What is amazing is that these stories come and go and we move on. There have been 105 events where guns have injured or killed more than 4 people in a single event.  How many do you remember hearing about?  Did any happen near where you live?  They happen everywhere.  What is amazing is that while some are criminals killing criminals during criminal behavior or acts of passion fueled by drugs or alcohol, some are clearly premeditated acts of terror.  We have grown used to them being part of the background noise that is our culture.  As I woke this morning to find out more about the Colorado shooting it was easier to find articles being critical of the Met Gala and the misunderstanding of the concept of Camp and virtually dozens of predictions on the Game of Thrones finale.  Not to mention the special report on a baby in England who the vast majority of people will never meet. 

The media will pick at the bones of survivors, doing interviews with family and friends, but rarely do they maintain the story as the public health crisis it is.  When the ratings fall the news will move on and it will be another story people will only slightly remember.

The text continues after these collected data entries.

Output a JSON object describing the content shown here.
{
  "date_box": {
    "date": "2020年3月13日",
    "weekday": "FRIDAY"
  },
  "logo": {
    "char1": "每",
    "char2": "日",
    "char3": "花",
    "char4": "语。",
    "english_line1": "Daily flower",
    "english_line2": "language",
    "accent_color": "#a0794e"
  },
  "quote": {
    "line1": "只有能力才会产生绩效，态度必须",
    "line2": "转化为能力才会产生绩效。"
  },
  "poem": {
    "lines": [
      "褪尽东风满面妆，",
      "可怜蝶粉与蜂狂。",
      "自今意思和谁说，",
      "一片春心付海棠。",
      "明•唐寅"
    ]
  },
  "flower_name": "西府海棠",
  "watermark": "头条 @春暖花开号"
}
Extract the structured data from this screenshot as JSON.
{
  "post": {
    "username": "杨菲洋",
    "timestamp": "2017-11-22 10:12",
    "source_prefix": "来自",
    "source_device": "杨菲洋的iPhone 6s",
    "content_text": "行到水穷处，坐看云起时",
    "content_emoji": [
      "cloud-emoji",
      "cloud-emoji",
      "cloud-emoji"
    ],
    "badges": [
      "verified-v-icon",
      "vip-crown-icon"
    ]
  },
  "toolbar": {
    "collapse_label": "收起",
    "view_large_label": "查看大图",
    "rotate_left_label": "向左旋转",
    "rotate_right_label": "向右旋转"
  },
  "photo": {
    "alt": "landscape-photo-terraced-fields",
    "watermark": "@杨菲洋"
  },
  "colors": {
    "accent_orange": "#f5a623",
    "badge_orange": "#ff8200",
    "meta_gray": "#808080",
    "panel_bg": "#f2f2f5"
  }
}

I understand that it is hard to keep hearing stories of horror in the real world and retreat to the fictional one, or the pablum of human interest, I am so often struck by the lack of care so many have when it doesn't directly touch them.  But children dying in school settings should not be the price we pay for freedom.  Kevlar jackets, blankets and backpacks should not be lauded as important innovations in the growing security industrial complex but met with sadness.  Children as young as 5 should not have to learn sing-sing lessons about what to do if the shooter is in the school.  We cant' grow numb to this.  It is a national crisis.

Beefing up security, armed guards, armed teachers, metal detectors, etc. are band-aids on a gaping wound and while we might find the aesthetic more pleasant it doesn't address the issue.   We must find a way to keep violence as an easy answer to a problem and we must not resign ourselves to this being the way it has to be.

We also don't have to give up our freedoms to do it.  There is space for providing road blocks for people who shouldn't have weapons to get them as well as change the culture we live in so that gun violence is not seen as a regular solution.  It has happened in other places.  We can move forward to make the country safer.  To do that we must recognize the problem.  After Sandy Hook and the death of all those 5 year olds I thought we would change.  What we did was get numb to the deaths.  For me that is uncomfortable.